A better understanding of the function of non–cancerous cells and tissue surrounding colon cancer cells is providing a clearer picture of how the immune system recognizes and accesses the cancer site, according to a new study by University of Wisconsin Carbone Cancer Center (UWCCC) researchers.

The study found a biomarker in the tumor microenvironment, the matrix surrounding the cancer, which may better predict which patients will benefit from immunotherapies and could serve as a drug target for others.

“Cancers that have infiltration of immune system T cells have a better prognosis, earlier stage and they potentially do better with immunotherapies,” Dr. Dusty Deming, a physician–researcher who specializes in CRC, said. “To understand who might benefit from immunotherapies, we need to know what controls the immune microenvironment and what controls the infiltration of T cells, and this study is a big step in that direction.”

Just a few floors away from Deming, UWCCC hematologist and researcher Dr. Fotis Asimakopoulos and his lab group had recently shown that, when present, the protein versikine in the myeloma tumor microenvironment helped recruit and train T cells. Versikine is generated from the matrix processing of its parent protein, versican.

“Cancers have been characterized as wounds that do not heal, and versican contributes to this condition by accumulating at cancer sites, sustaining inflammation and blocking the immune system from fighting the cancer,” Asimakopoulos said. “Versican’s processing into versikine does the opposite in myelomas.”

Because CRCs are associated with chronic inflammation, Deming and Asimakopoulos joined forces to see if there was overlap between the behavior of the myeloma and CRC tumor microenvironments.

Using 122 CRC samples acquired by the UWCCC BioBank, Deming, Asimakopoulos and colleagues first stained them for the presence of versican and versikine. They found that the cancerous regions had higher levels of versican, but healthy surrounding tissue had higher levels of versikine. Next, they stained samples for T cells, and found that if versikine levels were high in the tumor, then T cell infiltration into the tumor site was also high.

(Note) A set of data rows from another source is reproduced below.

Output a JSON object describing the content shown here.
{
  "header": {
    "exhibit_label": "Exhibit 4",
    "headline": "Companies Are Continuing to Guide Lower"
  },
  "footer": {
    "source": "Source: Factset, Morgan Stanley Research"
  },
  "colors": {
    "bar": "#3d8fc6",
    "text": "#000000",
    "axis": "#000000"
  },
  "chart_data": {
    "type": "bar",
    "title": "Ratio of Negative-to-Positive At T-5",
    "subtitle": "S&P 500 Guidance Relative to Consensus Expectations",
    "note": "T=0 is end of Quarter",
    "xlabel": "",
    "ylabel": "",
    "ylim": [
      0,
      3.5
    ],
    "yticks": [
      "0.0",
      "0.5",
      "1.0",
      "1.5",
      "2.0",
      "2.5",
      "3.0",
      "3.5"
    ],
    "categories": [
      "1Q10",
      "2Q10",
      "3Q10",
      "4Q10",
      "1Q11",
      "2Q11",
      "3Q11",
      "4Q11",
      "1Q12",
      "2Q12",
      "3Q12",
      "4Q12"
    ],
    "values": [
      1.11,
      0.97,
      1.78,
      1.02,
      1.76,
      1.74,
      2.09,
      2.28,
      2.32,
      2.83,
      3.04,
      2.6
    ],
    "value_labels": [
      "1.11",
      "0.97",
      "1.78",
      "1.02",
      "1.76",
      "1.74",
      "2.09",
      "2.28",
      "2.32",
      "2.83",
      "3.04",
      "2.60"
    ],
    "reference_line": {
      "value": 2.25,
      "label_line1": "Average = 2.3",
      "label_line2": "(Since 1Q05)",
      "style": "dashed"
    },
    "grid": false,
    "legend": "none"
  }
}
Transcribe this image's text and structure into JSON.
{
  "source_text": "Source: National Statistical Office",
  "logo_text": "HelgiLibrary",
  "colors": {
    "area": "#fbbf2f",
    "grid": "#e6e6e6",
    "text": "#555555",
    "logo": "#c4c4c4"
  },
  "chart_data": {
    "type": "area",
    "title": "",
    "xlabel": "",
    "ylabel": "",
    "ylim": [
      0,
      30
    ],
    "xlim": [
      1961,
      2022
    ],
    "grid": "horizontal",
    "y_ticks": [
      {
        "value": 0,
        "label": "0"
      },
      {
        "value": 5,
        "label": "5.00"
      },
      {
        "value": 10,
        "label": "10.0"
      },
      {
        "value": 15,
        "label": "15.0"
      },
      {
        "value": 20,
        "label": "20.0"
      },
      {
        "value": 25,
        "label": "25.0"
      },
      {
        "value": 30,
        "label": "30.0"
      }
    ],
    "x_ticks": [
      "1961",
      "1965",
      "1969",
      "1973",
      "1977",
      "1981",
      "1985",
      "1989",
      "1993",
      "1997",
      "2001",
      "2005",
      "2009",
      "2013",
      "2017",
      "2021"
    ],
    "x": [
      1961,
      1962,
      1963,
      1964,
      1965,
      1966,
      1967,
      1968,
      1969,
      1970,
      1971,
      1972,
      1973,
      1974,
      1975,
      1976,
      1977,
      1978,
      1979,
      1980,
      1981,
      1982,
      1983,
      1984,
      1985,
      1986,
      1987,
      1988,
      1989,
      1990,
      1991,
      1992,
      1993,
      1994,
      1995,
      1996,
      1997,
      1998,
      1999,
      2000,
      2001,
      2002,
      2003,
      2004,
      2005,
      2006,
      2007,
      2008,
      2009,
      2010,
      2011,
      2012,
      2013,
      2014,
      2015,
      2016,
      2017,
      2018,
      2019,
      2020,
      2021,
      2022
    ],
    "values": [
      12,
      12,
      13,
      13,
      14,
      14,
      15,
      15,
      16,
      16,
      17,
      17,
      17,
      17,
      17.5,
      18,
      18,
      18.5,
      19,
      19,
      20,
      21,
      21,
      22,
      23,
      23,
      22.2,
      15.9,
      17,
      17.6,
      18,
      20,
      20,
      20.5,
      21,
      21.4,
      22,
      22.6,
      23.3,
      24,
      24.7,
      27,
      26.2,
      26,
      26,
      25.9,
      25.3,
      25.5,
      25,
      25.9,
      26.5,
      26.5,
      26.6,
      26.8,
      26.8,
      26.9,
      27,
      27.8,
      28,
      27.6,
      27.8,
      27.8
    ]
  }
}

To move their findings further into clinical relevance, the researchers also needed to know if it was coincidence that high versikine levels were associated with T cell infiltration, or if the processing of versican into versikine actually boosted the T cell numbers at the cancer sites. So next they treated cultured bone marrow cells, the precursors to immune cells, with versikine. They looked to see which immune cells increased in number, and found that a class of cells known as Batf3 dendritic cells was enriched.

“This subset of dendritic cells is key for the success of all the immunotherapies that we commonly talk about, and these cells both educate the T cells by showing them the tumor antigens and invite the T cells into the tumor,” Asimakopoulos said. “We found a way by which their differentiation into this class of dendritic cells is affected by the tumor matrix.”

Deming said this work provides opportunities for research to improve patient outcomes moving forward.

“We’re excited about versikine as a biomarker to identify those patients for whom an immunotherapy strategy is best,” Deming said. “Also, can we manipulate this pathway that converts versican to versikine to enhance tumor responses to immunotherapies.”

Deming and Asimakopoulos were co–senior authors of the study, which was recently published in the Journal of Immunology.